The Iron Lady

Thatcher (“MT” to Denis) was, in her day, the least popular Prime Minister ever. Phyllida Lloyd’s THE IRON LADY is strangely silent on this. We do see MT in her pomp, serenely indifferent to the crowds outside the ministerial Jag, screaming in rage and disgust and spite—but nothing on why she was so hated and loathed and detested. Seems an oversight.

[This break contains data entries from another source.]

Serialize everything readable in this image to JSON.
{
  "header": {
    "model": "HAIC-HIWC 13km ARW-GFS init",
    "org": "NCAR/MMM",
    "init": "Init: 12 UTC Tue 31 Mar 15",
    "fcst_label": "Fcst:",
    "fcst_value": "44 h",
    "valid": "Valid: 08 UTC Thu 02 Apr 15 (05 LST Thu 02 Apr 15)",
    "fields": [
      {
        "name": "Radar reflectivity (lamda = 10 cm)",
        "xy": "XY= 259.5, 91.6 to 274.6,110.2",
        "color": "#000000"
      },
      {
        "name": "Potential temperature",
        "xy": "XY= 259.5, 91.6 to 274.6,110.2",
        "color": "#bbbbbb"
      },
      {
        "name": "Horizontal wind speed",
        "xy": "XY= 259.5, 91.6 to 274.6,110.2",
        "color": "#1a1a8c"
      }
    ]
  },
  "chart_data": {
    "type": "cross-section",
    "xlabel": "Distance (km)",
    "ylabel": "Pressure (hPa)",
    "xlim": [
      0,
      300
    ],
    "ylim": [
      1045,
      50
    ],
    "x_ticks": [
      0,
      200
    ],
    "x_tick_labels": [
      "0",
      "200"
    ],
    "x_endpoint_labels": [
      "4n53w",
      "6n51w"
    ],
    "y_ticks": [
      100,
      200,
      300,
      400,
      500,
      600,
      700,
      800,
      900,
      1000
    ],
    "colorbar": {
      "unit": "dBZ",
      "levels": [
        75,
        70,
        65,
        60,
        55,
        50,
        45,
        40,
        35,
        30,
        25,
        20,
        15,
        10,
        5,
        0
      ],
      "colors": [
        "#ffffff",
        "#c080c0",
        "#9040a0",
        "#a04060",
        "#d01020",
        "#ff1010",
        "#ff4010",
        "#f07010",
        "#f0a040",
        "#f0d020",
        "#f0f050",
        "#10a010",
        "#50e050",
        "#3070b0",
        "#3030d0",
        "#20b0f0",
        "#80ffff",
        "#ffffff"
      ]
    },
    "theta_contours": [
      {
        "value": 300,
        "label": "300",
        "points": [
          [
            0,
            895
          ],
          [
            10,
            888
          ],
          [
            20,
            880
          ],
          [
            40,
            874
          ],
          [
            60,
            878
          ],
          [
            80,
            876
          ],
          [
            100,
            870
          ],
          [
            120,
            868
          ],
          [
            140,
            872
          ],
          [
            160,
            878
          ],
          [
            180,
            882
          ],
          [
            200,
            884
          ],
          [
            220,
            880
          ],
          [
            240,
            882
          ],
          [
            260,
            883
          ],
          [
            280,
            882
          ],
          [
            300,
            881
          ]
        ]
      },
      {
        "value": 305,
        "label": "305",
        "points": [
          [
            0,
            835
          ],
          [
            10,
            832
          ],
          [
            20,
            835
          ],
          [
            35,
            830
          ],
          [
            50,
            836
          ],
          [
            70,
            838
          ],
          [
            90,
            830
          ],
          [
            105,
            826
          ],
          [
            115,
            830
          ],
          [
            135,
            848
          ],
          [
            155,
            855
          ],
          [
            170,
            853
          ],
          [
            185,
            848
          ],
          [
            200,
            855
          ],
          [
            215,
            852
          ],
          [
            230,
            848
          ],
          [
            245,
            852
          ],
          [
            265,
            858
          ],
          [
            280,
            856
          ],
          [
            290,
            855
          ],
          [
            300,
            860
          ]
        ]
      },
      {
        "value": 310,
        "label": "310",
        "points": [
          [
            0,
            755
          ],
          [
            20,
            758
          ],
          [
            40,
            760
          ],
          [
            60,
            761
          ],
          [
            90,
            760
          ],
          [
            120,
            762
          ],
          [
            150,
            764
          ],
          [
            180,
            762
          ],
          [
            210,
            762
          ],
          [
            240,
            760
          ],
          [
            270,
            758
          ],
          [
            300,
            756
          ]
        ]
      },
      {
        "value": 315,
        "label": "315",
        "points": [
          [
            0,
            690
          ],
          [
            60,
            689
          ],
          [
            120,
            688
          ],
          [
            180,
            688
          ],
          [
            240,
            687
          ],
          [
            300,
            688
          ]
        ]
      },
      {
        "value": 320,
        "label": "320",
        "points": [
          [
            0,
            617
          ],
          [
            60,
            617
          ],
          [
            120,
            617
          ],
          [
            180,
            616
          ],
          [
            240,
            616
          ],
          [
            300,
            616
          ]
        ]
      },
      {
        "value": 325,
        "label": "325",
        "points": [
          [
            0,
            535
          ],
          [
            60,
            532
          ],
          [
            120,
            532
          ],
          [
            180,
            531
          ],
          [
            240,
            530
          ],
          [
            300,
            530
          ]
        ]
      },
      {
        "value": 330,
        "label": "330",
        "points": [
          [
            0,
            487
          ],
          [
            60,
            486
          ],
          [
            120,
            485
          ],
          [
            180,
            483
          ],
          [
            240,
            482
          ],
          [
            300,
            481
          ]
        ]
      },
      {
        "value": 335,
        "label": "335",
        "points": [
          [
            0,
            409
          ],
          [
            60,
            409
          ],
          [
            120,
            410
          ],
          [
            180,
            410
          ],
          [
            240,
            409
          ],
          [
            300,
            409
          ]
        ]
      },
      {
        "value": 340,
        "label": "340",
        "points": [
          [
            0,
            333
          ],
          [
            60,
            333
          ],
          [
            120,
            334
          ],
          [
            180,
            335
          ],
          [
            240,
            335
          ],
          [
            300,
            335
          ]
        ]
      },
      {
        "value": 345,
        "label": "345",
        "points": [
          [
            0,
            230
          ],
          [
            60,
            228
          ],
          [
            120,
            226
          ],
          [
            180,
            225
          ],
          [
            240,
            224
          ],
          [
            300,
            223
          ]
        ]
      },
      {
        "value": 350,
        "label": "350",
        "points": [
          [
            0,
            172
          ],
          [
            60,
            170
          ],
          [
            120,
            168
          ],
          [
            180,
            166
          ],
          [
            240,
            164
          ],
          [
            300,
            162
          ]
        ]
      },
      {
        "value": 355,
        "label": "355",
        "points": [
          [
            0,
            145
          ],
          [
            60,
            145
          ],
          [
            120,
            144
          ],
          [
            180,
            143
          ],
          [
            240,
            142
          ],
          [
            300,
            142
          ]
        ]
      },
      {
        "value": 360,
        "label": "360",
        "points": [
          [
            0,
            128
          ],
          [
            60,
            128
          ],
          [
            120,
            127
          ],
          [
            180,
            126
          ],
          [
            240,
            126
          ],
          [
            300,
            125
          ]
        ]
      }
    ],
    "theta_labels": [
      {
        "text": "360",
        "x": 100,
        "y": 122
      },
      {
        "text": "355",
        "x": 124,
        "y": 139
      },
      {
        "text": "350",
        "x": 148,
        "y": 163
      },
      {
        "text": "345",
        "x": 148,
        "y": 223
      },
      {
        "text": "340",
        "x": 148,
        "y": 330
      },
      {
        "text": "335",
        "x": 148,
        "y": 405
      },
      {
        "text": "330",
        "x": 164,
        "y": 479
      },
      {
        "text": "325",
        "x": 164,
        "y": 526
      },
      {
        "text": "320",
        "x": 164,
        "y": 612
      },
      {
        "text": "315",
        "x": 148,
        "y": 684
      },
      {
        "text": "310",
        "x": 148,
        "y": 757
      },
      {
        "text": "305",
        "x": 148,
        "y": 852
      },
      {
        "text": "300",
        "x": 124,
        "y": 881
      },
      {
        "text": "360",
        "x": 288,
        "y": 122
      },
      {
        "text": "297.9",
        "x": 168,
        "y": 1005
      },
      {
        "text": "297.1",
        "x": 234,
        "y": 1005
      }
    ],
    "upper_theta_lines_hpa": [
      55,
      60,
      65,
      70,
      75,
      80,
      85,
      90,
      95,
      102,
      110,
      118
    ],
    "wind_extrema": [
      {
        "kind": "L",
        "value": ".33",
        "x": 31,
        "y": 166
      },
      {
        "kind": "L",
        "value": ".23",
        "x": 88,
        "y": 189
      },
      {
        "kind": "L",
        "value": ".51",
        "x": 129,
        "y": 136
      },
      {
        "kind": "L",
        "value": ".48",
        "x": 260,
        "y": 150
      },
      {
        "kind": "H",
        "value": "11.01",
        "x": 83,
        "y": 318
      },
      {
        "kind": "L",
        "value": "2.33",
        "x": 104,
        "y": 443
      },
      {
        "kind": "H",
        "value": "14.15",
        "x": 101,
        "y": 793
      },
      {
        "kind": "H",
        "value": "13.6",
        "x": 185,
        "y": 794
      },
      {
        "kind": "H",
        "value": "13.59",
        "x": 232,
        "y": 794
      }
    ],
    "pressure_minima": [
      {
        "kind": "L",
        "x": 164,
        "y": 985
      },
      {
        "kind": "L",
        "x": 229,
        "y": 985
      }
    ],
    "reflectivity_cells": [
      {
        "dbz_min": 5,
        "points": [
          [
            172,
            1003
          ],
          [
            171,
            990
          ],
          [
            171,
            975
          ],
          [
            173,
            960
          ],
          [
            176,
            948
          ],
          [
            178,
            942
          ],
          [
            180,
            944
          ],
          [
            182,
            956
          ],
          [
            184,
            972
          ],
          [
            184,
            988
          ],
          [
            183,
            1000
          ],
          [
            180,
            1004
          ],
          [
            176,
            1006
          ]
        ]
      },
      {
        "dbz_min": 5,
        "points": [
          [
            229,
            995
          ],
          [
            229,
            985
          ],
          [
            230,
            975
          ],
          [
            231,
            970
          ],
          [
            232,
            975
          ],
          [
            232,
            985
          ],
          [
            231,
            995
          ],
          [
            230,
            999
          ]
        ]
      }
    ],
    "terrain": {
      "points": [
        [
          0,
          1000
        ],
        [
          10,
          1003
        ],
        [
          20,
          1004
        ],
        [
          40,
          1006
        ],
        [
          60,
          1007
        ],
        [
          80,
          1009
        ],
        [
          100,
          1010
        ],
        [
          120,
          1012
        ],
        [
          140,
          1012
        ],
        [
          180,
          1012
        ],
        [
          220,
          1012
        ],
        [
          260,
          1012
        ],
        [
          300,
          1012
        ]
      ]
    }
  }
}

Perhaps the detachment of those scenes prefigure, in retrospect, MT’s isolation as an elderly woman determined to ignore, then banish the Scotch-fuelled hallucinations of rampant dementia. The dead hand of the Vienna quack lies heavy on almost every scene of Abi Morgan’s screenplay, full of psychoanalytic not-quite-explanations of this extraordinary character. Did the Number 10 staff really give her a “Roberts” radio as a parting gift? It’s a gift to the symbol-minded film-maker, neatly tying up all those flashback vignettes of young MT (a winning Alexandra Roach) gazing adoringly up at the Honest Grocer of Grantham. It’s all his fault. His. Him. He. If it’s not Dad, it’s hubby (Jim Broadbent—mostly imaginary and often sinister; Harry Lloyd—young, real, funny) or the unseen son Mark, or her all male Cabinet, deliciously cast with faded smoothies (Tony Head, Richard E. Grant, et al). That could bear more examination.

Technically flawless performance, Actor’s Acting for Actors, in (when you right get down to it) a slightly dull and worthy award-bait movie about “issues”.

The only other woman with significant screen time is Olivia Colman’s panto Dame Carol Thatcher. It says something for Colman that she can more-or-less overcome the audience’s affection for her as a performer, to so effectively inhabit Carol’s grotesque silhouette. And now the elephant in the room: Streep. Technically flawless performance, Actor’s Acting for Actors, in (when you right get down to it) a slightly dull and worthy award-bait movie about “issues”. Iron Lady really was released in 2011, just, and so here is Streep with Golden Globe in the bag and duly nominated for a Best Actress Oscar. Better justified is the nomination for Best Makeup. The illusion of an old, old woman is astonishing. And her performance is of course brilliantly researched, nuanced and precise, and utterly unmoving. A once proud old lady fighting the good fight against the last indignity should be a cathartic tear-jerker. But no. The Acting gets in the way. Added to which, Streep is fighting an up-hill battle, as I have made of my heart a stone – because I do remember why all those people were screaming outside the Jag.